Natural gas: are prices primed for reversal?
Natural gas prices remain in a consolidation setting; positive RSI divergence shows momentum is fading; however, Bearish Rectangle is eyed on four-hour setting.
Eyes on RSI
Natural gas prices continue to consolidate on the daily setting, marking a diversion from the aggressive downtrend seen from December through January. Broadly speaking, the technical trajectory seems biased lower following the formation of a bearish Head and Shoulders chart pattern on the weekly setting. This could be setting the commodity up for a revisit of 2020 lows.
Following the recent consolidation, we have seen positive RSI divergence emerge. This is a sign of fading downside momentum. While this is not a guarantee that a reversal is imminent, it will be important to continue monitoring price action in the days ahead. A breakout above the 20-day Simple Moving Average (SMA) could open the door to a broader reversal.
Otherwise, extending losses exposes the 114.6% Fibonacci extension level at 1.555.
Natural gas daily chart
Bearish Rectangle?
Zooming in on the four-hour chart reveals something interesting is brewing. A Bearish Rectangle seems to be forming. Prices have been consolidating between an established floor – which is around 2.341 – as well as a ceiling – around 2.657. In this case, the rectangle is bearish because of the downtrend that occurred before the pattern’s formation.

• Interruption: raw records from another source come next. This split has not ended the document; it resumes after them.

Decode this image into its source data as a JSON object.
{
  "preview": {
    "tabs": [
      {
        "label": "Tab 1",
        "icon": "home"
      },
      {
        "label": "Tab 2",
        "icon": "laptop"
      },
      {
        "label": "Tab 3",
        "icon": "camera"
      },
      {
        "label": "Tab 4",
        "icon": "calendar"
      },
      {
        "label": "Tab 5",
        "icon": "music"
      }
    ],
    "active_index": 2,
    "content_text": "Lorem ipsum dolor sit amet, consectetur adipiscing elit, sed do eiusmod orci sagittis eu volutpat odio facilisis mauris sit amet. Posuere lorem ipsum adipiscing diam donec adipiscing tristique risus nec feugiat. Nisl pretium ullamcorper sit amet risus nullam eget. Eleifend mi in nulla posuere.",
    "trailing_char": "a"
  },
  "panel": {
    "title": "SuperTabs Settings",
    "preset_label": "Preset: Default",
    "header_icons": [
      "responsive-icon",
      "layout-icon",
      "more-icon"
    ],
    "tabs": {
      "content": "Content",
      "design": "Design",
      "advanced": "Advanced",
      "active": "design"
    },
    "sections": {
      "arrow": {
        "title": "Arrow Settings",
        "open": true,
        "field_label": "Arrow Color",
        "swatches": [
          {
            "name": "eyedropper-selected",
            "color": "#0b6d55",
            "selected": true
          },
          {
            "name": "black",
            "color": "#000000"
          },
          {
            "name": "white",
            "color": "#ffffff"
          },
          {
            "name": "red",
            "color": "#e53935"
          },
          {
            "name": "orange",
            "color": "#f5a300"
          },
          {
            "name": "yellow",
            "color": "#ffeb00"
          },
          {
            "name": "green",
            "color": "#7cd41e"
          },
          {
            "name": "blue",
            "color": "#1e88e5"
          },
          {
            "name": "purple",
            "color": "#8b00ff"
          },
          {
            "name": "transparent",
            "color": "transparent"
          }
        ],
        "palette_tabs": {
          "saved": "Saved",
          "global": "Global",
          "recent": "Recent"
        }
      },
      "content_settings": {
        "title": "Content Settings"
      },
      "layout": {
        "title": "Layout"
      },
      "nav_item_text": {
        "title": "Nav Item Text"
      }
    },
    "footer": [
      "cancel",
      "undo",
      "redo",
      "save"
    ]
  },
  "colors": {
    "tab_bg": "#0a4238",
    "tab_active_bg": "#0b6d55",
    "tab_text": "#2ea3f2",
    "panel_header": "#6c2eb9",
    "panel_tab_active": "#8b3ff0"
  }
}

While prices remain within the rectangle, the near-term trajectory may remain neutral. But a downside breakout would open the door to extending losses towards the 138.2% Fibonacci extension level at 2.162. Otherwise, turning higher and rising above the 100-period SMA would likely increasingly offer a bullish technical outlook. That would place the focus on the January 24th high of 3.595.